John Doe
John Doe

Reputation: 135

Understand Typescript Pick

My simplified code looks like this.

interface Todo {
  title: string;
  description: string;
  completed: boolean;
}
let a : Todo = {
  title: "title",
  description: "bla bla",
  completed: false
}

 type TodoPreview = Pick<Todo, "title" | "completed">;

 const todoPreview: TodoPreview = a ;
 console.log(todoPreview); // why todoPreview has  description property?

why todoPreview has description property?

Upvotes: 0

Views: 59

Answers (1)

T.J. Crowder
T.J. Crowder

Reputation: 1074495

Because although it's type only has title and completed, the object itself has an additional property (description). todoPreview and a both point to the same object, which has title, description, and completed.

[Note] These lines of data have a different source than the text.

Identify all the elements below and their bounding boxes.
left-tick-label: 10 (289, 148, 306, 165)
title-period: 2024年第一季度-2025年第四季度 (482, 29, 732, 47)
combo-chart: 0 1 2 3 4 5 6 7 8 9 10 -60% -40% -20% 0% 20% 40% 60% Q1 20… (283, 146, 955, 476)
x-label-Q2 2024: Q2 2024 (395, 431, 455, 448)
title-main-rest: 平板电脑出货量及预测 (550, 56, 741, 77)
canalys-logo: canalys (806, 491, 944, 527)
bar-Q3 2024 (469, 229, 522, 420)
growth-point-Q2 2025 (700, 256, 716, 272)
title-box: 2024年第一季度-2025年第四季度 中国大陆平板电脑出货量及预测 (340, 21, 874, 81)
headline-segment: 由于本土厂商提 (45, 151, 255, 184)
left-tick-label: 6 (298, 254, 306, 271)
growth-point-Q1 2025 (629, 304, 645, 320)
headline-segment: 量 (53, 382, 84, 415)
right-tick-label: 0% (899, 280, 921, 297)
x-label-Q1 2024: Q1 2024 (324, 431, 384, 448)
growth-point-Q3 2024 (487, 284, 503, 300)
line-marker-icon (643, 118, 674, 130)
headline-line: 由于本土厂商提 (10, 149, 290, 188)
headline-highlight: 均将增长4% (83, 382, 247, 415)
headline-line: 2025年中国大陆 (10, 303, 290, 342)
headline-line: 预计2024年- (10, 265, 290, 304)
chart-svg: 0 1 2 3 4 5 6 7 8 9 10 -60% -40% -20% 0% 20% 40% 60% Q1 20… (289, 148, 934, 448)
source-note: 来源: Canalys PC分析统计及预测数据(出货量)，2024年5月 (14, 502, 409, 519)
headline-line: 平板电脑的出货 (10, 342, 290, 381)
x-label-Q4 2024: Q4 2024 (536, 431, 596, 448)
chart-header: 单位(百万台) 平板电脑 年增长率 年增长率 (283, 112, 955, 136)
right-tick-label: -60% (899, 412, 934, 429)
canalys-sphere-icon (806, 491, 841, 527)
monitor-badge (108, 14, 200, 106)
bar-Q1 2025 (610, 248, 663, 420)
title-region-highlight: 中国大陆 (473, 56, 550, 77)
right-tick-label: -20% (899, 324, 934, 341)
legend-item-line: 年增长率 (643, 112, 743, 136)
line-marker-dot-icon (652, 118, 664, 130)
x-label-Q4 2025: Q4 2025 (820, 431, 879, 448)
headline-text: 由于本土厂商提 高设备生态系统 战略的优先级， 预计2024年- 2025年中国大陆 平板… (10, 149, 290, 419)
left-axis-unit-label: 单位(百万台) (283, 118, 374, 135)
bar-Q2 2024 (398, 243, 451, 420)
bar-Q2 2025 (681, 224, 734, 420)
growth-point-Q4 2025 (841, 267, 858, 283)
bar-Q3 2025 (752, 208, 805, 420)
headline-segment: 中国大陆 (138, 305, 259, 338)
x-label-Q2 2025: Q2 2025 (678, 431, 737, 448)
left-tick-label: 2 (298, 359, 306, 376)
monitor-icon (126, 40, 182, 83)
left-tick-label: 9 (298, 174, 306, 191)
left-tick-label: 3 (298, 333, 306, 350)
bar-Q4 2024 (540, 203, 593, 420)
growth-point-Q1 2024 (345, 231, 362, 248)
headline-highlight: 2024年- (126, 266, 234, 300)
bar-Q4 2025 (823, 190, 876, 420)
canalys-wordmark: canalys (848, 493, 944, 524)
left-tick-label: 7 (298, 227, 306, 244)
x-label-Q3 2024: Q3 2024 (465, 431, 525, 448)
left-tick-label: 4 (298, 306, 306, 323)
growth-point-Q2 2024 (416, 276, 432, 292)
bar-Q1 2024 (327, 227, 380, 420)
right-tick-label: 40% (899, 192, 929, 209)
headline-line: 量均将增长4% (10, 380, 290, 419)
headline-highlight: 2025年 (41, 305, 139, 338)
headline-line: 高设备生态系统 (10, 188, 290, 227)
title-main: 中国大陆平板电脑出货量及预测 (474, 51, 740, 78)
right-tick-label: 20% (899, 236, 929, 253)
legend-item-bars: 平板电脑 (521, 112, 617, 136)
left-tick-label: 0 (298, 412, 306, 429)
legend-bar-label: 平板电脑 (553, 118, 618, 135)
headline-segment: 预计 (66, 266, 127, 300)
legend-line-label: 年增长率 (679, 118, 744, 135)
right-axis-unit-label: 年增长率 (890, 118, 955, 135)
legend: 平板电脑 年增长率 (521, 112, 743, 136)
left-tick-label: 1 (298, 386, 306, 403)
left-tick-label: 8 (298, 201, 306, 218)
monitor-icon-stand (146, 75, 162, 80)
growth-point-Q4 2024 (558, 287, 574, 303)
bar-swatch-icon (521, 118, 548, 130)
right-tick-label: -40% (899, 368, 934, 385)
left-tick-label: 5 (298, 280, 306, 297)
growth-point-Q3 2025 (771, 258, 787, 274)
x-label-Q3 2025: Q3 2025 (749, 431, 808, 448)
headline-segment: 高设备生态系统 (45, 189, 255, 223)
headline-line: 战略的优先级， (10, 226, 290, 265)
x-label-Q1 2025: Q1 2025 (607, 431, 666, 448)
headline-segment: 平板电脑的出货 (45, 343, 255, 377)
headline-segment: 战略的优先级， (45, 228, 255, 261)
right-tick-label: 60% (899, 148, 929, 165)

The assignment todoPreview = a doesn't make a copy, it just points the todoPreview constant at the same object a points to.

In memory, you start out with:

                           +−−−−−−−−−−−−−−−−−−−−−−−−+
a:Ref55461−−−−−−−−−−−−−−−−>| (object)               |
                           +−−−−−−−−−−−−−−−−−−−−−−−−+
                           | title: "title"         |
                           | description: "bla bla" |
                           | completed: false       |
                           +−−−−−−−−−−−−−−−−−−−−−−−−+

Then after const todoPreview: TodoPreview = a; you have:

a:Ref55461−−−−−−−−−−−−−+
                       |
                       |   +−−−−−−−−−−−−−−−−−−−−−−−−+
                       +−−>| (object)               |
                       |   +−−−−−−−−−−−−−−−−−−−−−−−−+
                       |   | title: "title"         |
todoPreview:Ref55461−−−+   | description: "bla bla" |
                           | completed: false       |
                           +−−−−−−−−−−−−−−−−−−−−−−−−+

Even though you've given the const todoPreview the type TodoPreview, that doesn't affect the object itself.